Saúde

Revista Mercado Edição 35

Hospital de Uberlândia é pioneiro no tratamento de alta miopia

POR Luciana Rodrigues

O Iso Olhos, através do oftalmologista Mario Carvalho, é o primeiro hospital do interior brasileiro a realizar o novo procedimento para corrigir alta miopia que não altera a anatomia ocular e ainda evita o olho seco e reduz complicações pós-cirúrgicas

No Brasil, a taxa de alta miopia (acima de 6 graus) atinge entre 1,9 milhão e 5,7 milhões de pessoas, segundo levantamento do Conselho Brasileiro de Oftalmologia (CBO). Entretanto, uma nova tecnologia, aprovada pela Agência Nacional de Vigilância Sanitária (Anvisa), surge como alternativa para pessoas que têm esse tipo de problema e que por isso são dependentes de óculos chamados de “fundo de garrafa”. Trata-se de uma lente intraocular produzida com material biocompatível e maleável que corrige de 6 a 16 graus de miopia.
A técnica, utilizada em larga escala na Europa, foi aprovada pela Anvisa em abril.

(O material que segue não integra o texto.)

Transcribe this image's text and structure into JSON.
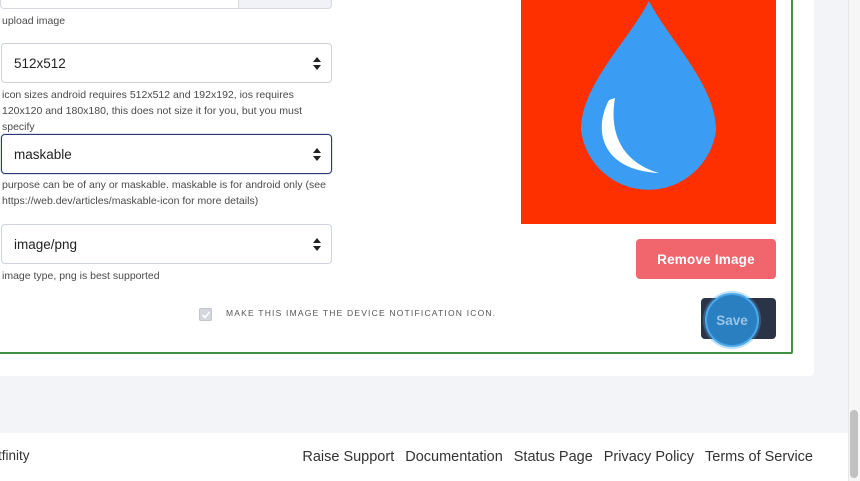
{
  "form": {
    "upload_help": "upload image",
    "size_select": {
      "value": "512x512",
      "help": "icon sizes android requires 512x512 and 192x192, ios requires 120x120 and 180x180, this does not size it for you, but you must specify"
    },
    "purpose_select": {
      "value": "maskable",
      "help": "purpose can be of any or maskable. maskable is for android only (see https://web.dev/articles/maskable-icon for more details)"
    },
    "type_select": {
      "value": "image/png",
      "help": "image type, png is best supported"
    },
    "notification_checkbox": {
      "label": "MAKE THIS IMAGE THE DEVICE NOTIFICATION ICON.",
      "checked": true
    }
  },
  "preview": {
    "background_color": "#ff3000",
    "icon": "water-drop-icon",
    "drop_color": "#3a9cf2"
  },
  "actions": {
    "remove_label": "Remove Image",
    "save_label": "Save"
  },
  "footer": {
    "brand": "tfinity",
    "links": [
      "Raise Support",
      "Documentation",
      "Status Page",
      "Privacy Policy",
      "Terms of Service"
    ]
  },
  "colors": {
    "accent_green": "#3f9142",
    "remove_red": "#f1656c",
    "save_dark": "#2b3346",
    "save_focus": "#2a7fc1"
  }
}
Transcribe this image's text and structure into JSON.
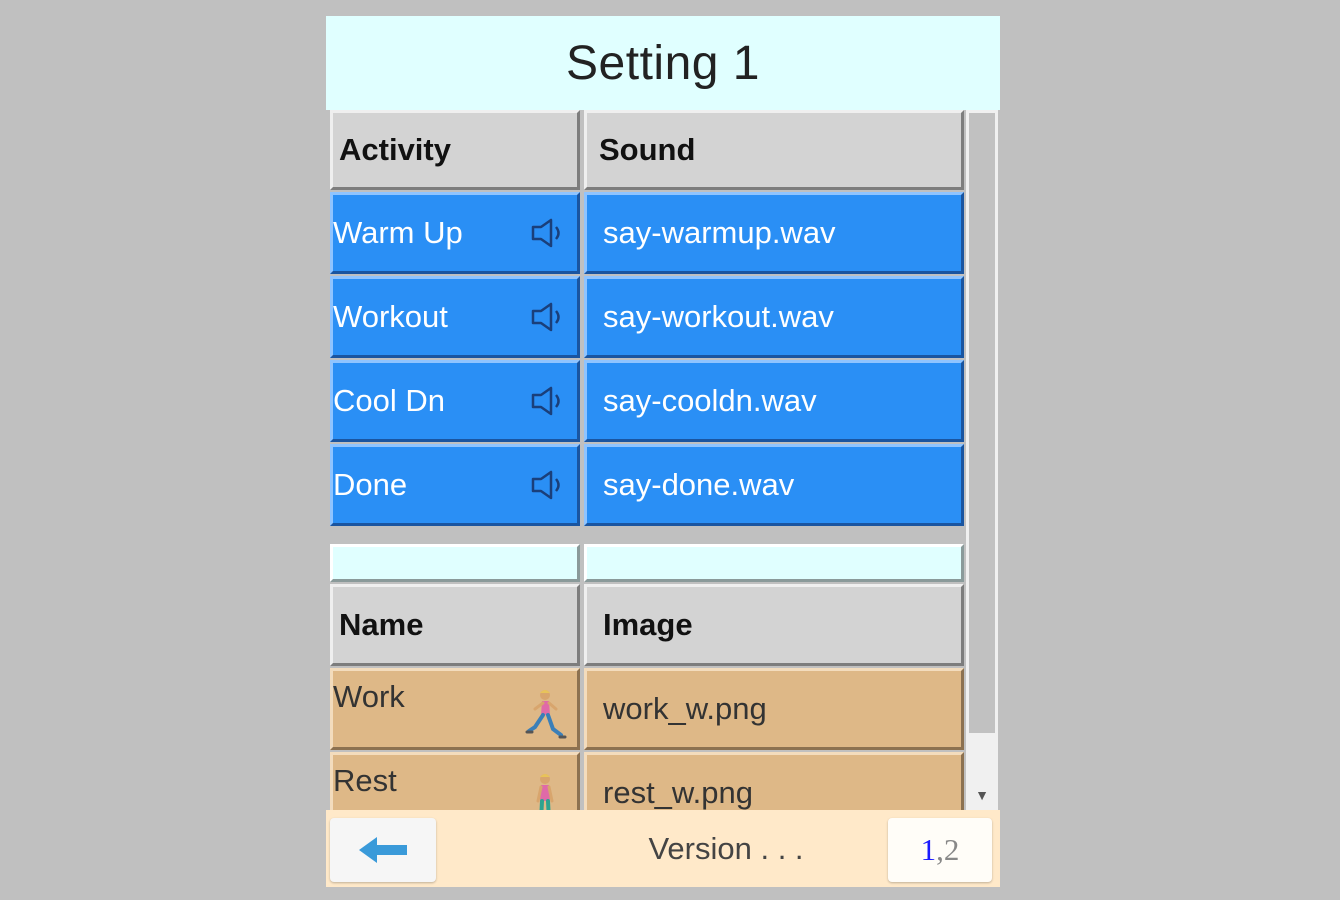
{
  "title": "Setting 1",
  "sound_table": {
    "headers": {
      "activity": "Activity",
      "sound": "Sound"
    },
    "rows": [
      {
        "activity": "Warm Up",
        "sound": "say-warmup.wav"
      },
      {
        "activity": "Workout",
        "sound": "say-workout.wav"
      },
      {
        "activity": "Cool Dn",
        "sound": "say-cooldn.wav"
      },
      {
        "activity": "Done",
        "sound": "say-done.wav"
      }
    ]
  },
  "image_table": {
    "headers": {
      "name": "Name",
      "image": "Image"
    },
    "rows": [
      {
        "name": "Work",
        "image": "work_w.png"
      },
      {
        "name": "Rest",
        "image": "rest_w.png"
      }
    ]
  },
  "footer": {
    "version_text": "Version . . .",
    "page_current": "1",
    "page_separator": ",",
    "page_other": "2"
  },
  "colors": {
    "title_bg": "#e0ffff",
    "header_bg": "#d3d3d3",
    "sound_row_bg": "#2a8ff5",
    "spacer_bg": "#e0ffff",
    "image_row_bg": "#deb887",
    "footer_bg": "#ffe9c9",
    "back_arrow": "#3a9ad9"
  },
  "icons": {
    "sound_row_icon": "speaker-icon",
    "work_image_icon": "running-woman-icon",
    "rest_image_icon": "standing-woman-icon",
    "back_icon": "left-arrow-icon"
  }
}
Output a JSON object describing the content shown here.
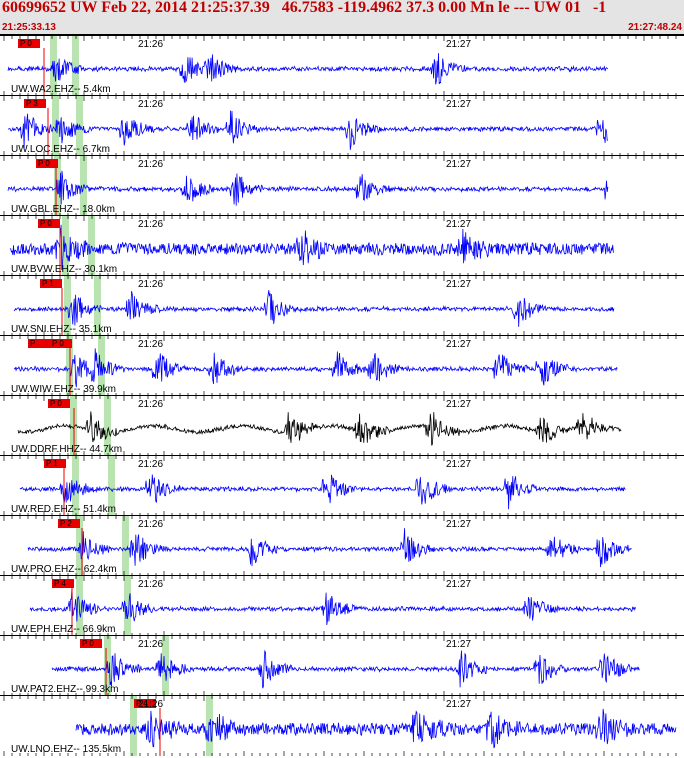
{
  "header": {
    "title": "60699652 UW Feb 22, 2014 21:25:37.39   46.7583 -119.4962 37.3 0.00 Mn le --- UW 01   -1",
    "start_time": "21:25:33.13",
    "end_time": "21:27:48.24"
  },
  "time_ticks": [
    "21:26",
    "21:27"
  ],
  "colors": {
    "header_bg": "#e4e4e4",
    "header_text": "#c00000",
    "trace_blue": "#0000ff",
    "trace_black": "#000000",
    "pick_red": "#e80000",
    "window_green": "#b9e3b0"
  },
  "traces": [
    {
      "label": "UW.WA2.EHZ-- 5.4km",
      "picks": [
        "P 0"
      ],
      "color": "blue"
    },
    {
      "label": "UW.LOC.EHZ-- 6.7km",
      "picks": [
        "P 3"
      ],
      "color": "blue"
    },
    {
      "label": "UW.GBL.EHZ-- 18.0km",
      "picks": [
        "P 0"
      ],
      "color": "blue"
    },
    {
      "label": "UW.BVW.EHZ-- 30.1km",
      "picks": [
        "P 0"
      ],
      "color": "blue"
    },
    {
      "label": "UW.SNI.EHZ-- 35.1km",
      "picks": [
        "P 1"
      ],
      "color": "blue"
    },
    {
      "label": "UW.WIW.EHZ-- 39.9km",
      "picks": [
        "P",
        "P 0"
      ],
      "color": "blue"
    },
    {
      "label": "UW.DDRF.HHZ-- 44.7km",
      "picks": [
        "P 0"
      ],
      "color": "black"
    },
    {
      "label": "UW.RED.EHZ-- 51.4km",
      "picks": [
        "P 1"
      ],
      "color": "blue"
    },
    {
      "label": "UW.PRO.EHZ-- 62.4km",
      "picks": [
        "P 2"
      ],
      "color": "blue"
    },
    {
      "label": "UW.EPH.EHZ-- 66.9km",
      "picks": [
        "P 4"
      ],
      "color": "blue"
    },
    {
      "label": "UW.PAT2.EHZ-- 99.3km",
      "picks": [
        "P 0"
      ],
      "color": "blue"
    },
    {
      "label": "UW.LNO.EHZ-- 135.5km",
      "picks": [
        "P 4"
      ],
      "color": "blue"
    }
  ]
}
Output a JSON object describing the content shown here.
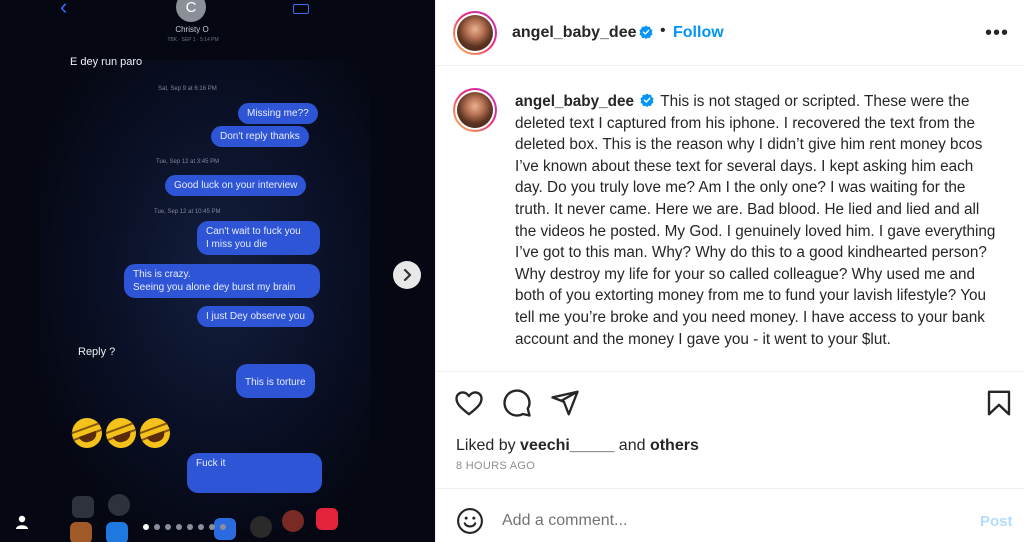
{
  "media": {
    "contact_initial": "C",
    "contact_name": "Christy O",
    "contact_sub": "TBK · SEP 1 · 5:14 PM",
    "messages": {
      "in_1": "E dey run paro",
      "ts_1": "Sat, Sep 9 at 6:16 PM",
      "out_1": "Missing me??",
      "out_2": "Don't reply thanks",
      "ts_2": "Tue, Sep 12 at 3:45 PM",
      "out_3": "Good luck on your interview",
      "ts_3": "Tue, Sep 12 at 10:45 PM",
      "out_4a": "Can't wait to fuck you",
      "out_4b": "I miss you die",
      "out_5a": "This is crazy.",
      "out_5b": "Seeing you alone dey burst my brain",
      "out_6": "I just Dey observe you",
      "in_2": "Reply ?",
      "out_7": "This is torture",
      "out_8": "Fuck it"
    },
    "emoji": [
      "rofl-emoji",
      "rofl-emoji",
      "rofl-emoji"
    ],
    "carousel": {
      "total": 8,
      "active_index": 0
    }
  },
  "post": {
    "username": "angel_baby_dee",
    "follow_label": "Follow",
    "more_label": "•••",
    "caption": "This is not staged or scripted. These were the deleted text I captured from his iphone. I recovered the text from the deleted box. This is the reason why I didn’t give him rent money bcos I’ve known about these text for several days. I kept asking him each day. Do you truly love me? Am I the only one? I was waiting for the truth. It never came. Here we are. Bad blood. He lied and lied and all the videos he posted. My God. I genuinely loved him. I gave everything I’ve got to this man. Why? Why do this to a good kindhearted person? Why destroy my life for your so called colleague? Why used me and both of you extorting money from me to fund your lavish lifestyle? You tell me you’re broke and you need money. I have access to your bank account and the money I gave you - it went to your $lut.",
    "likes": {
      "prefix": "Liked by ",
      "user": "veechi_____",
      "middle": " and ",
      "others": "others"
    },
    "time": "8 HOURS AGO",
    "comment": {
      "placeholder": "Add a comment...",
      "post_label": "Post"
    }
  },
  "colors": {
    "accent": "#0095f6",
    "imessage_blue": "#2e55d6",
    "text": "#262626",
    "muted": "#8e8e8e"
  }
}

Vinte cirurgiões brasileiros fizeram capacitação para a cirurgia no exterior e iniciaram o procedimento em junho no Brasil, onde, por enquanto, está restrito à rede privada.
Em Uberlândia, o oftalmologista Mario Carvalho, do Hospital Iso Olhos, é o primeiro médico a ter certificação para implantar lentes fácicas para o tratamento da alta miopia. Os pacientes que já passaram pelo pós-operatório atingiram uma correção visual satisfatória a ponto de realizarem atividades do dia a dia sem a dificuldade de antes. De acordo com o médico, o procedimento pode significar a retomada da qualidade de vida para boa parte da população. As pessoas que são portadoras de alta miopia têm menos de 10% de quantidade de visão e objetos que estão a menos de 3 metros de distância já não são vistos com nitidez.
A nova tecnologia é uma lente intraocular produzida pela Alcon com material biocompatível e totalmente maleável que, como descrito, corrige de 6 a 16 graus de miopia.

Cirurgia é pouco invasiva

O procedimento é feito com anestesia local. A lente é implantada sobre a íris – parte colorida do olho – através de uma pequena incisão feita na periferia da córnea, sem a retirada do cristalino. Como não altera a estrutura da córnea com aplicação de laser, isso evita o olho seco e tem resultado mais previsível que a cirurgia refrativa convencional.
As chances de complicações pós-operatórias também são reduzidas, pois as lentes intraoculares usadas anteriormente eram inseridas na câmara posterior, entre a íris e o cristalino, ou seja, exigiam uma incisão na íris, para garantir o aporte de nutrientes ao sistema ocular e evitar a formação de depósitos que aumentam o risco de opacificação do cristalino.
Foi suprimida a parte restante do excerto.